Understanding this we come to a realization – there are few enough men who seek anything other than improvement. All questions regarding the improvement of what within or surrounding Man as well as all queries regarding how such improvements can be carried out are initially immaterial. Bridges, after all, can only be crossed upon their completion.
Such is our guiding purpose.
In mechanical improvement there is an objective grounding for not just the individual, but all of Mankind. With these precepts in mind our tower has both foundation and purpose. Let us build it to the sky.
Having thus found both foundation and general purpose a question then arises – improvement of what and to what end? The answer is surprisingly simple and only this: the first and most important trajectory of improvement should ever lie upon the individual, for the man that can not improve himself can in no wise improve another. One does not charge a fool with the education of the sage.
Axiom: Improvement can only be achieved through purpose.
Even if one’s purpose is only to generate or discover a purpose then time is wasted not. But if one knows not what one’s purpose is, befuddled by meaning entire, then such a being is truly lost. He swims upon the surface of a stormy sea, fearing no thing higher than the roiling blackness beneath, for despite its hidden wonders the swimmer knows nothing of swimming nor the holding of breath!
The clever swimmer, in contrast, knows how to swim, how long he can hold his breath and how deep he can dive before ever submerging. Improvement through purpose to further purpose. Such things are not static to man.
Previously we have employed “Mankind” – a hyperbolic oversimplification.

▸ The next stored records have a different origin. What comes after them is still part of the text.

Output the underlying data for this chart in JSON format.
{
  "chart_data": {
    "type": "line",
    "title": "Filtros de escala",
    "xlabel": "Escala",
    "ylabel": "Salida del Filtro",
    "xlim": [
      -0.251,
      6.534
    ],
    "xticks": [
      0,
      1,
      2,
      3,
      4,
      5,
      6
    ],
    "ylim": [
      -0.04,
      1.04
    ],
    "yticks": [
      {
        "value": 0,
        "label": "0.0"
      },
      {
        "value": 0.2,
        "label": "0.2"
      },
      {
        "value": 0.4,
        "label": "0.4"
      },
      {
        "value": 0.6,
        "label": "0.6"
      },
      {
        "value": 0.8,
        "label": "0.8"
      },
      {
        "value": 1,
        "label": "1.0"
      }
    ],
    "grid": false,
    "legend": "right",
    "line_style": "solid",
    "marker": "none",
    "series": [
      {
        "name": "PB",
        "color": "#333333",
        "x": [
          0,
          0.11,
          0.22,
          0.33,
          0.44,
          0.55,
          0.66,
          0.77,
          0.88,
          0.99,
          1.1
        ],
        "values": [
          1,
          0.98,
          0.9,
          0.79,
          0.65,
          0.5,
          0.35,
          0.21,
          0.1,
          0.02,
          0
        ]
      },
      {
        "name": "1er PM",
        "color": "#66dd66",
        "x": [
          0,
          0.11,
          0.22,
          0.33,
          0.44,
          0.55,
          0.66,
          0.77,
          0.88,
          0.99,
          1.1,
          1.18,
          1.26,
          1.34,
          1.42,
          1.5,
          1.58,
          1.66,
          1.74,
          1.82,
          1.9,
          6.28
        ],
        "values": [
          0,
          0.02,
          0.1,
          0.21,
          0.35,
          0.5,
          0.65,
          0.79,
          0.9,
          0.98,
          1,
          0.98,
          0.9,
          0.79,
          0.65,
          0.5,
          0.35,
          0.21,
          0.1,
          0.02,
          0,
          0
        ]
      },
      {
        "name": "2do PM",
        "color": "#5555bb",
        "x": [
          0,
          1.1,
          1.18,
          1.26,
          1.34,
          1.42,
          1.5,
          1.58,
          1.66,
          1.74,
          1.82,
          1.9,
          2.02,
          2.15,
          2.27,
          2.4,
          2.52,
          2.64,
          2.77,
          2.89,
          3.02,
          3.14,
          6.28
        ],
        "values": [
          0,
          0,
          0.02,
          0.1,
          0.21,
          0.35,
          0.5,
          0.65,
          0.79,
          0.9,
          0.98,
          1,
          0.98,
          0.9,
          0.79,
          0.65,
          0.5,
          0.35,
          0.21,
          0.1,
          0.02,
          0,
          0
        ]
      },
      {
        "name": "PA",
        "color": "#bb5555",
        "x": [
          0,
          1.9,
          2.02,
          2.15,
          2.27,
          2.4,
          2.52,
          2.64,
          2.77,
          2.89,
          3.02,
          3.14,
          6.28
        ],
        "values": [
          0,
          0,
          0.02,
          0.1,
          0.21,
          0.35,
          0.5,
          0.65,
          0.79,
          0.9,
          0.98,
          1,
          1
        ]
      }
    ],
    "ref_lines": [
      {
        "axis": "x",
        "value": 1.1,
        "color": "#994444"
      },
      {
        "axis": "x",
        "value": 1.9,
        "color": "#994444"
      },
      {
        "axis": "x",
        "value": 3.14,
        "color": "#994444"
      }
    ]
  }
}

All projects are contained under the rubric of value alignment. Most all of that which a man might recognize about himself can be changed, but only through the rigorous process of sanding. For man is like a great and unwieldy slab of granite, heavy, hard but unseemly and purposeless – to him we take the chisel! For it is not enough to be but cogs and gears and granite without form. From the granite – a statue. From the whirling gadgetry – a machine. Again, these are not static in their dimensionality, despite all appearances to the contrary. Cometh a predictable outcry of opposition, “What about the value of life? All men value life!” To which I would reply: All men, for however brief a time, wish to live. They do not, all too often, know why. Here impulse is suzerain. Even the suicidal take their life with utmost hesitation. The problem to be solved then is whether or not impulse is akin to value. The answer is that the valuing process is an impulse.